A Just Scotland: fiscal sustainability and income inequality

Today at the STUC we held a small conference, one of a series to help inform our next A Just Scotland report due for publication early in the New Year.

David Comerford, Stirling University asked a highly topical question: is the IFS report consistent with the Scotland's Future White Paper? The slides from this excellent presentation are available here and I'd encourage you to read them. What really struck me was the contrast between this patient and effective critique of the IFS report and the hyperbolic ad hominem nonsense which followed its publication.

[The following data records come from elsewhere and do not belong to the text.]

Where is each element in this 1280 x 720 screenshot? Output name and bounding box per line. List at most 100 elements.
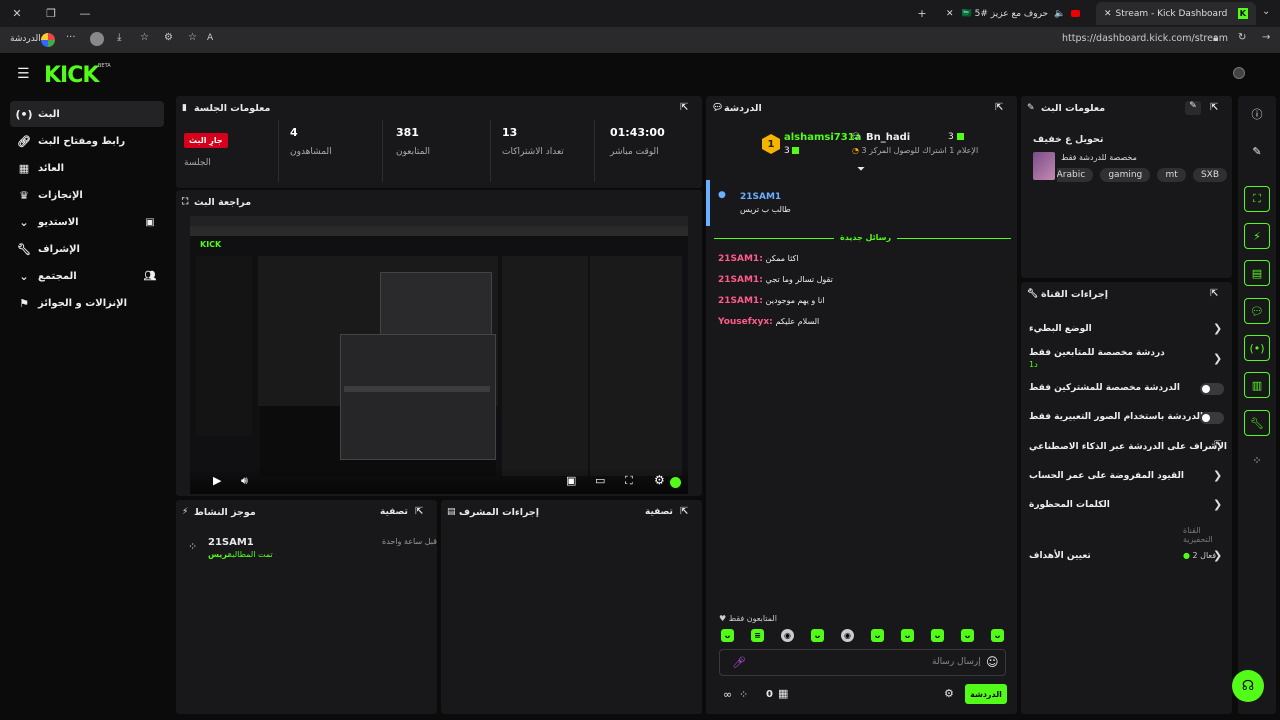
chat-input[interactable]: 🎤︎ إرسال رسالة ☺	[719, 649, 1006, 676]
tab-kick-dashboard[interactable]: ✕ Stream - Kick Dashboard K	[1096, 2, 1256, 25]
chat-icon[interactable]: 💬︎	[1244, 298, 1270, 324]
popout-icon[interactable]: ⇱	[680, 506, 692, 518]
read-aloud-icon[interactable]: A	[207, 33, 213, 43]
emote-icon[interactable]: ᴗ	[901, 629, 914, 642]
tab-list-icon[interactable]: ⌄	[1262, 6, 1270, 17]
minimize-window-button[interactable]: —	[68, 0, 102, 27]
chat-username[interactable]: 21SAM1:	[718, 275, 763, 285]
fullscreen-icon[interactable]: ⛶	[625, 474, 633, 488]
extension-icon[interactable]	[90, 32, 104, 46]
sidebar-item-stream[interactable]: (•) البث	[10, 101, 164, 127]
link-icon: 🔗︎	[17, 134, 31, 148]
close-tab-icon[interactable]: ✕	[1104, 9, 1112, 19]
popout-icon[interactable]: ⇱	[415, 506, 427, 518]
sidebar-item-community[interactable]: ⌄ المجتمع 👥︎	[10, 263, 164, 289]
theater-icon[interactable]: ▭	[595, 474, 605, 487]
tab-youtube[interactable]: ✕ حروف مع عزيز #5 🇸🇦 عادل واد 🔈	[938, 2, 1088, 25]
tags-row: SXB mt gaming Arabic	[1057, 168, 1227, 182]
layout-icon[interactable]: ▥	[1244, 372, 1270, 398]
info-icon[interactable]: ⓘ	[1244, 101, 1270, 127]
category-thumbnail[interactable]	[1033, 152, 1055, 180]
emote-icon[interactable]: ᴗ	[721, 629, 734, 642]
filter-button[interactable]: تصفية	[645, 507, 673, 517]
section-label: القناة التحفيزية	[1183, 526, 1213, 544]
hamburger-menu-icon[interactable]: ☰	[17, 66, 30, 82]
panel-title: إجراءات المشرف	[459, 506, 540, 518]
rank-badge: 1	[762, 134, 780, 154]
emote-icon[interactable]: ᴗ	[991, 629, 1004, 642]
sidebar-item-stream-key[interactable]: 🔗︎ رابط ومفتاح البث	[10, 128, 164, 154]
close-tab-icon[interactable]: ✕	[946, 9, 954, 19]
users-icon[interactable]: ⁘	[739, 688, 748, 701]
refresh-icon[interactable]: ↻	[1238, 32, 1246, 43]
sidebar-item-revenue[interactable]: ▦ العائد	[10, 155, 164, 181]
tag-chip[interactable]: Arabic	[1057, 168, 1094, 182]
puzzle-icon[interactable]: ⚙	[164, 32, 173, 43]
chat-settings-icon[interactable]: ⚙	[944, 687, 954, 700]
play-icon[interactable]: ▶	[213, 474, 221, 487]
chat-username[interactable]: 21SAM1:	[718, 296, 763, 306]
volume-icon[interactable]: 🔊︎	[241, 474, 248, 488]
user-avatar[interactable]	[1233, 67, 1245, 79]
popout-icon[interactable]: ⇱	[995, 102, 1007, 114]
download-icon[interactable]: ⤓	[117, 32, 121, 43]
broadcast-icon[interactable]: (•)	[1244, 335, 1270, 361]
expand-leaderboard-icon[interactable]: ⏷	[857, 164, 865, 175]
popout-icon[interactable]: ⇱	[1210, 102, 1222, 114]
chat-message: 21SAM1: انا و يهم موجودين	[718, 296, 825, 306]
emote-icon[interactable]: ◉	[841, 629, 854, 642]
emote-icon[interactable]: ≡	[751, 629, 764, 642]
subscribers-only-toggle[interactable]	[1200, 383, 1224, 395]
kick-logo[interactable]: KICK	[44, 63, 99, 88]
chat-username[interactable]: 21SAM1:	[718, 254, 763, 264]
sidebar-item-moderation[interactable]: 🔧︎ الإشراف	[10, 236, 164, 262]
emote-icon[interactable]: ᴗ	[871, 629, 884, 642]
chat-username[interactable]: Yousefxyx:	[718, 317, 773, 327]
profile-label[interactable]: الدردشة	[10, 34, 41, 44]
star-icon[interactable]: ☆	[188, 32, 197, 43]
sidebar-item-achievements[interactable]: ♛ الإنجازات	[10, 182, 164, 208]
copilot-icon[interactable]	[41, 33, 55, 47]
wrench-icon[interactable]: 🔧︎	[1244, 410, 1270, 436]
emote-icon[interactable]: ᴗ	[931, 629, 944, 642]
sidebar-item-studio[interactable]: ⌄ الاستديو ▣	[10, 209, 164, 235]
emoji-icon[interactable]: ☺	[986, 655, 999, 669]
more-icon[interactable]: ···	[66, 32, 76, 43]
goals-value: ● فعال 2	[1183, 551, 1216, 560]
stream-preview-video[interactable]: KICK ▶ 🔊︎ ▣ ▭ ⛶ ⚙	[190, 216, 688, 494]
emote-icon[interactable]: ᴗ	[811, 629, 824, 642]
support-button[interactable]: ☊	[1232, 670, 1264, 702]
settings-icon[interactable]: ⚙	[654, 473, 665, 487]
url-field[interactable]: https://dashboard.kick.com/stream	[1062, 33, 1228, 44]
emote-icon[interactable]: ◉	[781, 629, 794, 642]
send-chat-button[interactable]: الدردشة	[965, 684, 1007, 704]
store-icon[interactable]: ▦	[778, 687, 788, 700]
users-icon[interactable]: ⁘	[1244, 447, 1270, 473]
infinity-icon[interactable]: ∞	[723, 688, 732, 701]
new-tab-button[interactable]: +	[905, 0, 939, 27]
activity-user[interactable]: 21SAM1	[208, 537, 254, 548]
popout-icon[interactable]: ⇱	[680, 102, 692, 114]
tag-chip[interactable]: SXB	[1192, 168, 1227, 182]
document-icon[interactable]: ▤	[1244, 260, 1270, 286]
filter-button[interactable]: تصفية	[380, 507, 408, 517]
tab-title: حروف مع عزيز #5 🇸🇦 عادل واد	[961, 8, 1049, 19]
popout-icon[interactable]: ⇱	[1210, 288, 1222, 300]
favorites-icon[interactable]: ☆	[140, 32, 149, 43]
preview-icon[interactable]: ⛶	[1244, 186, 1270, 212]
lightning-icon[interactable]: ⚡︎	[1244, 223, 1270, 249]
pip-icon[interactable]: ▣	[566, 474, 576, 487]
edit-icon[interactable]: ✎	[1244, 138, 1270, 164]
tag-chip[interactable]: mt	[1157, 168, 1186, 182]
pinned-user[interactable]: 21SAM1	[740, 192, 781, 202]
forward-icon[interactable]: →	[1262, 32, 1270, 43]
category-name[interactable]: مخصصة للدردشة فقط	[1061, 153, 1137, 162]
emote-icon[interactable]: ᴗ	[961, 629, 974, 642]
sidebar-item-drops[interactable]: ⚑ الإنزالات و الجوائز	[10, 290, 164, 316]
close-window-button[interactable]: ✕	[0, 0, 34, 27]
edit-button[interactable]: ✎	[1185, 101, 1201, 115]
tag-chip[interactable]: gaming	[1100, 168, 1151, 182]
microphone-icon[interactable]: 🎤︎	[732, 656, 746, 669]
restore-window-button[interactable]: ❐	[34, 0, 68, 27]
emote-only-toggle[interactable]	[1200, 412, 1224, 424]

There are many on both sides of the referendum debate who could learn from Comerford's analytical approach.

David Eiser (chaired by Dave Moxham this was one helluva Davefest), also Stirling University, then presented on Income Inequality in Scotland; a subject much discussed but tragically under-researched. The slides are available here and I'd also recommend the important paper written by Eiser and David Bell on which it was based. There has I think been a laziness about the inequality debate in Scotland; a tendency to assume that 1) the trajectory of inequality in Scotland has closely imitated that of the UK, and 2) the trajectory has followed a relentlessly upwards path. Eiser punctured these canards. I'm also far from convinced that people understand the role of working hours (rather than hourly pay) in driving inequality. The presentation concluded with some slides which described the stark difficulty of tackling inequality through tax policy changes alone. Much food for thought.

The conference finished with a debate between John Foster of the Red Paper Collective and Robin McAlpine of the Jimmy Reid Foundation but on this it would be very difficult to comment without preempting the next AJS paper. And I'm not going to do that.